An earlier attempt to establish a cEEG study with TBI patients at Walter Reed National Military Medical Center in Washington in partnership with UCLA and Operation Mend failed because of concerns by the military about using servicemembers for research, Vespa said.
Setting up the cEEG program at LRMC took about two years. The slow-moving wheels of bureaucracy almost ground the effort to a halt, say those involved. A system giving civilian doctors access to military medical data, even though the only information to be shared were brain wave graphs — with patient identities kept anonymous — had to be vetted. Staff at UCLA involved in the project had to obtain security clearances, and there were technical issues to work through.
At one point, retired Army Gen. Peter Chiarelli, an outspoken supporter of Operation Mend and UCLA’s efforts to partner with military medicine, got involved.
Chiarelli said he offered to help after hearing about the project in 2013. “I have a Rolodex,” he said. “I put as much pressure as another person can put on anybody to have them look at this and have them move on this as quickly as possible.”
Chiarelli, the Army’s vice chief of staff for four years, said partnering with civilian hospitals needs to be easier. “We need to pull out all the stops to help our wounded warriors,” he said. “It really shouldn’t have taken as long as it did to get us to this point.”
In late August, LRMC successfully tested cEEG, with the hospital’s commander, Army Col. Judith Lee, standing in as the first test patient. Electrodes were stuck to her scalp, and her digital brain wave recordings were transmitted to a file that could be accessed by UCLA neurologists.
“I think it’s incredible,” Lee said. “There were a lot of obstacles. We hung in there, and here we are. It’s very exciting.”
Frattalone said UCLA is interested in how blast injuries affect the brain, which is different from the traumatic brain injury seen in the civilian population. Those more typically are TBIs from car accidents or gunshots.
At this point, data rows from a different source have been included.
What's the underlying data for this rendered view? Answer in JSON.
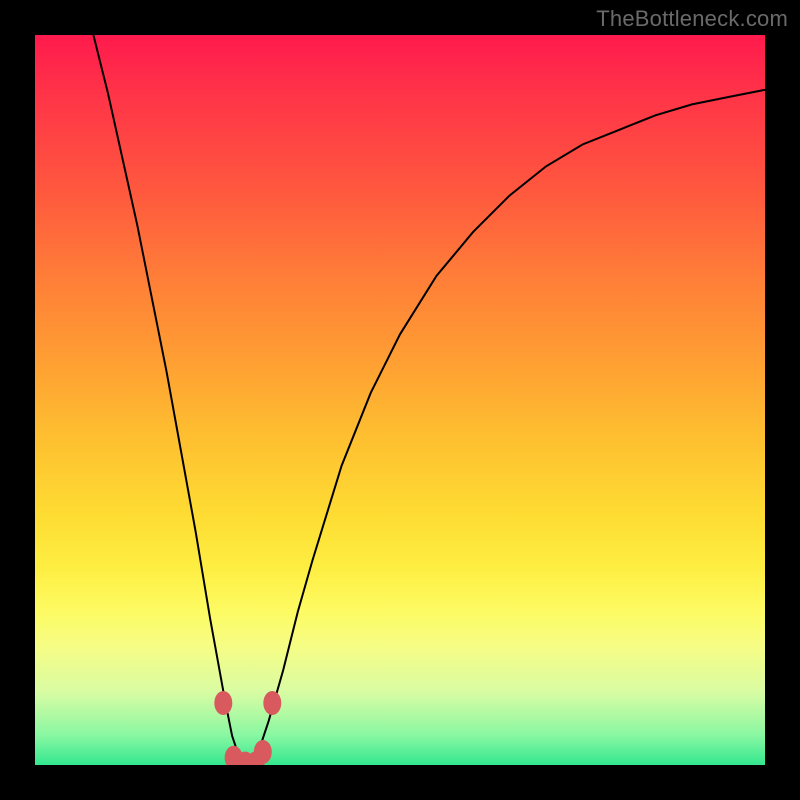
{
  "watermark": "TheBottleneck.com",
  "chart_data": {
    "type": "line",
    "title": "",
    "xlabel": "",
    "ylabel": "",
    "x": [
      0.08,
      0.1,
      0.12,
      0.14,
      0.16,
      0.18,
      0.2,
      0.22,
      0.24,
      0.26,
      0.27,
      0.28,
      0.285,
      0.29,
      0.3,
      0.31,
      0.32,
      0.34,
      0.36,
      0.38,
      0.42,
      0.46,
      0.5,
      0.55,
      0.6,
      0.65,
      0.7,
      0.75,
      0.8,
      0.85,
      0.9,
      0.95,
      1.0
    ],
    "values": [
      1.0,
      0.92,
      0.83,
      0.74,
      0.64,
      0.54,
      0.43,
      0.32,
      0.2,
      0.09,
      0.04,
      0.01,
      0.0,
      0.0,
      0.01,
      0.03,
      0.06,
      0.13,
      0.21,
      0.28,
      0.41,
      0.51,
      0.59,
      0.67,
      0.73,
      0.78,
      0.82,
      0.85,
      0.87,
      0.89,
      0.905,
      0.915,
      0.925
    ],
    "xlim": [
      0,
      1
    ],
    "ylim": [
      0,
      1
    ],
    "markers": {
      "x": [
        0.258,
        0.272,
        0.288,
        0.302,
        0.312,
        0.325
      ],
      "y": [
        0.085,
        0.01,
        0.002,
        0.002,
        0.018,
        0.085
      ],
      "color": "#d85a5f"
    },
    "background_gradient": {
      "top": "#ff1a4d",
      "mid": "#fedd33",
      "bottom": "#33e78f"
    }
  }
}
“We see lots of different types of TBIs in the military environment than the civilian, and so that’s one of the reasons he was interested in collaboration,” Frattalone said of Vespa.
Whether LRMC will see those types of TBIs in significant numbers remains to be seen.
Medical staff at the hospital agree it would have been great to have cEEG capability a few years ago. During the height of the wars in Iraq or Afghanistan, LRMC was treating about 200 traumatic brain injuries per year, said Steven Cain, a certified physician’s assistant in general surgery and trauma, noting those numbers fluctuated depending on the situation downrange.
“Since the beginning of 2013, we’ve seen a fairly steady downward trajectory as far as trauma patients,” he said.
But cEEG is still valuable to LRMC, Cain said. “We don’t know what’s going to happen” regarding future conflicts.
Frattalone agrees.
“Even if we only help out a few people at the end of this conflict, that’s still good and worth it to me,” he said. “We’re trying to improve our care and provide something even better than what we’ve done before.”
The program isn’t just for TBI patients, Frattalone said. Just before the program was ready to go, a Special Forces soldier from Africa was treated at Landstuhl for cerebral malaria, a severe complication of malaria. He was in a coma for a short while and “would have been someone we could have used this machine on,” he said.
“Those kinds of patients are also the ones we’re going to be looking for,” he said. “Anybody who has an abnormal mental status, usually a depressed level of consciousness, and we don’t know why — those people deserve to be monitored with this sort of technology.”
He added: “There’s so little we can do to treat brain injury after it happens. This is one of those rare opportunities, I hope, where we can intervene and make a difference.”